= Transport Appeal Boards of New South Wales =

Former Australian tribunal

The Transport Appeals Board of New South Wales was a tribunal established under the Transport Appeal Boards Act 1980 (NSW). It heard certain promotional appeals and disciplinary appeals from transport employees of the New South Wales State Government.

==History==
The tribunal was established on 1 July 1980. It replaced the Appeals Board constituted under section 87 of the Government Railways Act 1912 (NSW) or the Appeal Board constituted under section 114 of the Transport Act 1930 (NSW).

It ceased to exist as from 1 September 2012. From that date some appeals are heard within Transport for NSW while RailCorp workers may lodge appeals with Fair Work Australia, NSW Anti-Discrimination Board, Australian Human Rights Commission and Supreme Court of New South Wales while State Transit employees may lodge appeals with the Industrial Relations Commission, NSW Anti-Discrimination Board, Australian Human Rights Commission and NSW Supreme Court.

==Jurisdiction==
TAB heard and determined appeals against decisions relating to the discipline and promotion of NSW transport employees. Generally, these were employees of the RailCorp, NSW TrainLink, Sydney Trains, the State Transit Authority and Sydney Ferries.

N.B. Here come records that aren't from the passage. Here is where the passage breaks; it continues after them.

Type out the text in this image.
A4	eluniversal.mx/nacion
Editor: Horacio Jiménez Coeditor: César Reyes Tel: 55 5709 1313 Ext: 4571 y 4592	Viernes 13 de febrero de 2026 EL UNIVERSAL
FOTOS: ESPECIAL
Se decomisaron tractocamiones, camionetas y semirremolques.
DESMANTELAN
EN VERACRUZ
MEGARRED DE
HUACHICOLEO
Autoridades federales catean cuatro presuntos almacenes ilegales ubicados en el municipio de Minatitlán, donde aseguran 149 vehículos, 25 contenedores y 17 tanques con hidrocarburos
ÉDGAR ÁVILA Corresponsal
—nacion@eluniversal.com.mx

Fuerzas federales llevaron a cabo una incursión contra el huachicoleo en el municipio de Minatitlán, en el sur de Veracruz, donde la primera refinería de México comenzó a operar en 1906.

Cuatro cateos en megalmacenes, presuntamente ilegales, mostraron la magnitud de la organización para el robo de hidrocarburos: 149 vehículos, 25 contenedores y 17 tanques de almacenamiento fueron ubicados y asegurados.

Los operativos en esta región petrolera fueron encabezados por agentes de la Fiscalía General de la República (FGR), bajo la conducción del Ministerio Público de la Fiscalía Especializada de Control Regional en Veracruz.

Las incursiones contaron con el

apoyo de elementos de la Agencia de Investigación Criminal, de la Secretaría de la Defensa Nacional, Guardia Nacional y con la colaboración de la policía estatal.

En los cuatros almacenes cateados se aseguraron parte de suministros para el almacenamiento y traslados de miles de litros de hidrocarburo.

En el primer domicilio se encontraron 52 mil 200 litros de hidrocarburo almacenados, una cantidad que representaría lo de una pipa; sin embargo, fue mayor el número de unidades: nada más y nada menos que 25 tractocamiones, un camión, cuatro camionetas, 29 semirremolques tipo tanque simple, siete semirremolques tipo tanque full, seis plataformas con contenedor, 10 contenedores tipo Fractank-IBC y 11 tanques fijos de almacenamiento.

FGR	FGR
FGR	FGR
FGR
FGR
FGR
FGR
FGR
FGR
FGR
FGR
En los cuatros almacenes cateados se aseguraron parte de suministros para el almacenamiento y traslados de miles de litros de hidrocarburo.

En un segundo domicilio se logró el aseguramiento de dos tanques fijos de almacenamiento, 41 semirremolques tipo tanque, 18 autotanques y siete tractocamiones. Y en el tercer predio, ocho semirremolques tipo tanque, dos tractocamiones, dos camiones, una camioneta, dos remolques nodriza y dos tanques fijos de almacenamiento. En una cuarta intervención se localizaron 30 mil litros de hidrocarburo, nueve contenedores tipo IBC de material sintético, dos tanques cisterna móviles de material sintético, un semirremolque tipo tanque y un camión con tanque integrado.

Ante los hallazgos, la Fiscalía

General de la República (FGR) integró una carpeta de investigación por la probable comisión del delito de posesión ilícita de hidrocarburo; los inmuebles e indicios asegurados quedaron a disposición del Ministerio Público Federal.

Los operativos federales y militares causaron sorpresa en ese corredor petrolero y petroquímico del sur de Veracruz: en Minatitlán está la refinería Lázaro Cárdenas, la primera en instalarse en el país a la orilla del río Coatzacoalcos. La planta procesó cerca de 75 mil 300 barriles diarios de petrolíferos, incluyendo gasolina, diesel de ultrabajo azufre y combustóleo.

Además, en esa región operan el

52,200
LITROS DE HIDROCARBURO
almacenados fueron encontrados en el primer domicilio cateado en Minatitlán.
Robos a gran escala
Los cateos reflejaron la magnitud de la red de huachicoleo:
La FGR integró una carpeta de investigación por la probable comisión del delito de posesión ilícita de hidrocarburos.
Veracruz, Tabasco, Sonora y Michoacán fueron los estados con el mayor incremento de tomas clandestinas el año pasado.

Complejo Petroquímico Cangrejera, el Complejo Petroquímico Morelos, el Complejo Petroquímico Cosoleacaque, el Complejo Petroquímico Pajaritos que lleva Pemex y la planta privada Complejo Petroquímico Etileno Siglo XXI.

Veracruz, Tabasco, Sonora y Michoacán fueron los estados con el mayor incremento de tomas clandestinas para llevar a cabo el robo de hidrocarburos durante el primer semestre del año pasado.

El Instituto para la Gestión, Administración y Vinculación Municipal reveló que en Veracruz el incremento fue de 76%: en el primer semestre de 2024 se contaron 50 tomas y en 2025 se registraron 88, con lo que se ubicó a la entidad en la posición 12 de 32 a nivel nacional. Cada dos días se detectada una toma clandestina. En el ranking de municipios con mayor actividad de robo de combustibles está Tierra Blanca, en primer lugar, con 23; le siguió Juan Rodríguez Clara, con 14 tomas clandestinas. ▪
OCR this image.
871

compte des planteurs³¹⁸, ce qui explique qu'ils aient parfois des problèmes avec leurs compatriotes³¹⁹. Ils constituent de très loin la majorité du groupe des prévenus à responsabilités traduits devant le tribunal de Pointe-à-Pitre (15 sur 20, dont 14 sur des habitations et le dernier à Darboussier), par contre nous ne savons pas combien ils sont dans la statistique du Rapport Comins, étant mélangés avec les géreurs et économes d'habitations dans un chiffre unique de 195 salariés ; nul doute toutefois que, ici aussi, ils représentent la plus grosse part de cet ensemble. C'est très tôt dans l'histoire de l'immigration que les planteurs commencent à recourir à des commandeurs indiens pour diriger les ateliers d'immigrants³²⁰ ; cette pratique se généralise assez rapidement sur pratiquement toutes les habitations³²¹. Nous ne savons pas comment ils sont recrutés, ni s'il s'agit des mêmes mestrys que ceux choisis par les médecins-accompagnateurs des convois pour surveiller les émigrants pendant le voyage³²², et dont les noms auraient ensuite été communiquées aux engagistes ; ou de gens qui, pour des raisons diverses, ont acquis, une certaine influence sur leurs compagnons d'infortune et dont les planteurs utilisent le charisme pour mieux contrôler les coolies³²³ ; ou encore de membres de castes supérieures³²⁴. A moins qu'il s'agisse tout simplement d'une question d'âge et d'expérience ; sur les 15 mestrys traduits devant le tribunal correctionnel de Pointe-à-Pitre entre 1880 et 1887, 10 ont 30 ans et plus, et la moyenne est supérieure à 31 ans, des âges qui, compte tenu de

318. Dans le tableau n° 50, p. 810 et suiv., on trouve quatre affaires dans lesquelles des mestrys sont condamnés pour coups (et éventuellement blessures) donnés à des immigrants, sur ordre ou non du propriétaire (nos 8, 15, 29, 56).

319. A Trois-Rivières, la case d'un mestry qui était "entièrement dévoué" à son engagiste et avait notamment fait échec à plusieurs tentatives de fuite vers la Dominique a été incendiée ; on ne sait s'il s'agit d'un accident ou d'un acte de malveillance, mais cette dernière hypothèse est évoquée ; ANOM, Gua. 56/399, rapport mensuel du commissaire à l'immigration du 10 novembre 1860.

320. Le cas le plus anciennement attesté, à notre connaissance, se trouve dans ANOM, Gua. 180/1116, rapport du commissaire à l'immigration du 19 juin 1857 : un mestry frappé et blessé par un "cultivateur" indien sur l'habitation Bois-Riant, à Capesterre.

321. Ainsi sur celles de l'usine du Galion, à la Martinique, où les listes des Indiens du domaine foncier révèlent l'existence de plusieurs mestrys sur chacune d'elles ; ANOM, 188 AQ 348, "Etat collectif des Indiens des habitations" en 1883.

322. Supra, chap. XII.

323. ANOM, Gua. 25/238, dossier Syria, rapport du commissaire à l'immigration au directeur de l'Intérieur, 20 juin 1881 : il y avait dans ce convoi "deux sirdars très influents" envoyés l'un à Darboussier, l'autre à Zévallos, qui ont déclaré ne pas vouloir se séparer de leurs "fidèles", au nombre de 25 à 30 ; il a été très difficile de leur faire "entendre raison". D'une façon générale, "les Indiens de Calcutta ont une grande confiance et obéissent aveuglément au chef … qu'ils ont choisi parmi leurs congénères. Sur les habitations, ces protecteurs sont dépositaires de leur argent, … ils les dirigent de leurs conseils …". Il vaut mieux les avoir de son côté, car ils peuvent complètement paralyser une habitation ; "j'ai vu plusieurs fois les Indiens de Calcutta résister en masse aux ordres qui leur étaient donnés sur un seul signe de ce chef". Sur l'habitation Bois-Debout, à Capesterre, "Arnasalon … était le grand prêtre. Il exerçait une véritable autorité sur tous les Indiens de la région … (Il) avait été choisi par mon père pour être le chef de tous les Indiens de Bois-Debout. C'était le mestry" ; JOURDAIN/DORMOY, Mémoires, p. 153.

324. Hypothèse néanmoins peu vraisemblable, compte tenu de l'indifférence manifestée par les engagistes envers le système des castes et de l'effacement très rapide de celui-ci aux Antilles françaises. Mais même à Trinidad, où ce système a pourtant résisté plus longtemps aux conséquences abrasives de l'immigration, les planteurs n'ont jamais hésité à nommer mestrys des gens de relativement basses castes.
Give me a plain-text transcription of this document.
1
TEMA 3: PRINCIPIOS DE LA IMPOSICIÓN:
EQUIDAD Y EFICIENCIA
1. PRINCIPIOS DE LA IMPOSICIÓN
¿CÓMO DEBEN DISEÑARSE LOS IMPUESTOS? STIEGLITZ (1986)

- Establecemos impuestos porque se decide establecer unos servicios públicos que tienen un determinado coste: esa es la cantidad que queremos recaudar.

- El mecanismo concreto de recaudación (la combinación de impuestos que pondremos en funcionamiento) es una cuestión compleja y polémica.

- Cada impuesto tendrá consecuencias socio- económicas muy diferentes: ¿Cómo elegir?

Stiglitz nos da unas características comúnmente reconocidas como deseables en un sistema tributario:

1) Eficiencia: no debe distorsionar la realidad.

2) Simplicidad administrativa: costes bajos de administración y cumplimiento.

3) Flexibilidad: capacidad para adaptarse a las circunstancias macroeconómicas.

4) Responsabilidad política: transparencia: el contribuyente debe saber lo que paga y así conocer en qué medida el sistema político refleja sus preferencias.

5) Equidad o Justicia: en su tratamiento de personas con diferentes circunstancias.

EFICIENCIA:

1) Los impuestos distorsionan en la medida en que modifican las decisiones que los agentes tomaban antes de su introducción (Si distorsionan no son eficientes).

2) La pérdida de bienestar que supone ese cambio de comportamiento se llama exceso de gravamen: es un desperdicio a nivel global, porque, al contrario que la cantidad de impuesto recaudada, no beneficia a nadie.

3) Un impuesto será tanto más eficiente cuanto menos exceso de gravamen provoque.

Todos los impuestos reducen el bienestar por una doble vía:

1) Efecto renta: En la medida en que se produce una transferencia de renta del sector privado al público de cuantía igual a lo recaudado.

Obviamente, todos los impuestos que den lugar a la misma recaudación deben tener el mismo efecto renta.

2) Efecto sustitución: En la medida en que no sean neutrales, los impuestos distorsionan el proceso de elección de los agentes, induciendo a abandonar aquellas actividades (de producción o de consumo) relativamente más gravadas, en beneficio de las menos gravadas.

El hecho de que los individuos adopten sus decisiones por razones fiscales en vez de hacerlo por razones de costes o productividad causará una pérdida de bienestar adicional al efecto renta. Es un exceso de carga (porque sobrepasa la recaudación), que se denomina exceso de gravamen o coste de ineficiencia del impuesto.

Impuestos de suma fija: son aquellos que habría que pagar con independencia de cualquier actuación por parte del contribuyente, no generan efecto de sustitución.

In determining a promotional appeal, the board determined who is the most meritous person.

There were limited rights of appeal to the Supreme Court of New South Wales and in some cases, no right of appeal.

==Chairperson and members==
The governor of New South Wales appointed a chairperson of the tribunal. The governor may also have appointed deputy chairpersons.

The boards sat with three members. Either the chairperson or a deputy chairman presides. An employer's representative nominated by the employing authority and an employee's representative nominated by the relevant union or association of employees also sits.